Mahathir Mohamad has mounted a string of attacks against Mr Badawi
A long-brewing row between Malaysia's former Prime Minister Mahathir Mohamad and his chosen successor, Abdullah Badawi, appears to be coming to a head, the BBC's Jonathan Kent writes.

The joke doing the rounds in Malaysia at the moment is that Mahathir Mohamad is suffering from PPMS - Post Prime Ministerial Syndrome.

The symptoms, say the wags, include irritability, emotional outbursts and a tendency to criticise everything and everyone.

When he retired in October 2003 he promised not to interfere in government. But in the last year Dr Mahathir has trained his famously acerbic tongue on his former colleagues, including the man he chose to be his successor, Prime Minister Abdullah Ahmad Badawi.

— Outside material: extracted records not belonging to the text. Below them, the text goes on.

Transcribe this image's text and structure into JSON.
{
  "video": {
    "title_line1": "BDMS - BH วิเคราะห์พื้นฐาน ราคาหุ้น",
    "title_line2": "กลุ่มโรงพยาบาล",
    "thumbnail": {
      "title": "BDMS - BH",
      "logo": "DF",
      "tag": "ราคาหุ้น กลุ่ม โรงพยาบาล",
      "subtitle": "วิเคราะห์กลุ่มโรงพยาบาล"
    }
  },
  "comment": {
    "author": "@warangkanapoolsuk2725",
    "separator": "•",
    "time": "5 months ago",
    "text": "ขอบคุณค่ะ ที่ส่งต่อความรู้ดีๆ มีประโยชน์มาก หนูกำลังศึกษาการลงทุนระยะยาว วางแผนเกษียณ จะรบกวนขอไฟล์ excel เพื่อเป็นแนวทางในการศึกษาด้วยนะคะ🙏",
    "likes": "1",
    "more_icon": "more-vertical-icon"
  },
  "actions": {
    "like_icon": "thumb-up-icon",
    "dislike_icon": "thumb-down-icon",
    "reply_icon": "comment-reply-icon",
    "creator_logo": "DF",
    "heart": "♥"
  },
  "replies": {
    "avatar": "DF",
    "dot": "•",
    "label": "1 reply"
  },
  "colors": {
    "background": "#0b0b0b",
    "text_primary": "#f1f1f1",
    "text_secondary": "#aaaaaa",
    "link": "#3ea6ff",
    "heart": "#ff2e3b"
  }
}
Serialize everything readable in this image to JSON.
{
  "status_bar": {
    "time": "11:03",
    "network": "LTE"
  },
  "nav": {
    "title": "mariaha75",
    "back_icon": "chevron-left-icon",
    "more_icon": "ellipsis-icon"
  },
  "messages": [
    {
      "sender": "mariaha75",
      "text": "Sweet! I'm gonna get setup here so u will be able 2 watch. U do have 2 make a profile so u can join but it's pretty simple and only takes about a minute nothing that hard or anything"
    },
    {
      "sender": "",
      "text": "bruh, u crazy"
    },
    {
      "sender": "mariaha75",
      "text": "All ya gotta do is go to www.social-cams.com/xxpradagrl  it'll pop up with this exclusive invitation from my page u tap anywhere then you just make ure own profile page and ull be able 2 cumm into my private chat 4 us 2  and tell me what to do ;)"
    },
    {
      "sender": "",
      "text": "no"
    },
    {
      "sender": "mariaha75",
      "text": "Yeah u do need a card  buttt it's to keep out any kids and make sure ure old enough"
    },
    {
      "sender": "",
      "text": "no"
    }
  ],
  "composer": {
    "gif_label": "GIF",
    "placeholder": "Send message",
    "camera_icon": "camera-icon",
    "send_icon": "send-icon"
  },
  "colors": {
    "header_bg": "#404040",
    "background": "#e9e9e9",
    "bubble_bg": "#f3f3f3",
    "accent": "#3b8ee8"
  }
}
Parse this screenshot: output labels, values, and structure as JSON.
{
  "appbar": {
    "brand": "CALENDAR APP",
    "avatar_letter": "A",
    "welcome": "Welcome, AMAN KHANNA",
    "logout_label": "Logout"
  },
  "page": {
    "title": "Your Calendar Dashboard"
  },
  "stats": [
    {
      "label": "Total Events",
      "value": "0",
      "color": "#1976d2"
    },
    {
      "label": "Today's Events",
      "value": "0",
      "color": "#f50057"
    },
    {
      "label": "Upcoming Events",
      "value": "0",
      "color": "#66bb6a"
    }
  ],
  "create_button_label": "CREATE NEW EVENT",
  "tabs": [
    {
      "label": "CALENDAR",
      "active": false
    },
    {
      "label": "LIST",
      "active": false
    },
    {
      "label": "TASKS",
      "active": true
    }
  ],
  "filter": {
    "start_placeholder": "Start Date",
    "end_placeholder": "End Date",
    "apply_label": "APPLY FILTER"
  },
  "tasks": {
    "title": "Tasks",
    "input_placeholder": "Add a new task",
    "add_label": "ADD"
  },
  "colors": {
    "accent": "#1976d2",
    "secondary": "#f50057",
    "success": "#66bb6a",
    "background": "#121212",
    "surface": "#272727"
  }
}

"There must be issues that really provoke him," says A. Kadir Jasin, former editor of the New Straits Times newspaper group.

"Those four issues are the sudden rise in the number of import permits for cars which he claimed affected the national car project, Proton; the sale of a motorcycle company by Proton, the removal of Proton's chief executive and the cancellation of the bridge to Singapore," Mr Kadir believes.

"This is the limit," Dr Mahathir declared then. "To surrender your sovereignty to Singapore as if you are scared of them... This is a 'half past six country' with no guts."

Come November, Abdullah Badawi will face the only people who can unseat him; the 2,500 delegates to the annual general assembly of his United Malays National Organisation (UMNO).

There are many in the party frustrated that Mr Abdullah has reduced the flow of government contracts that oil its political wheels. But in Mr Abdullah's favour is the party's feudal loyalty to its leader - which may count for even more than money when the time comes to vote.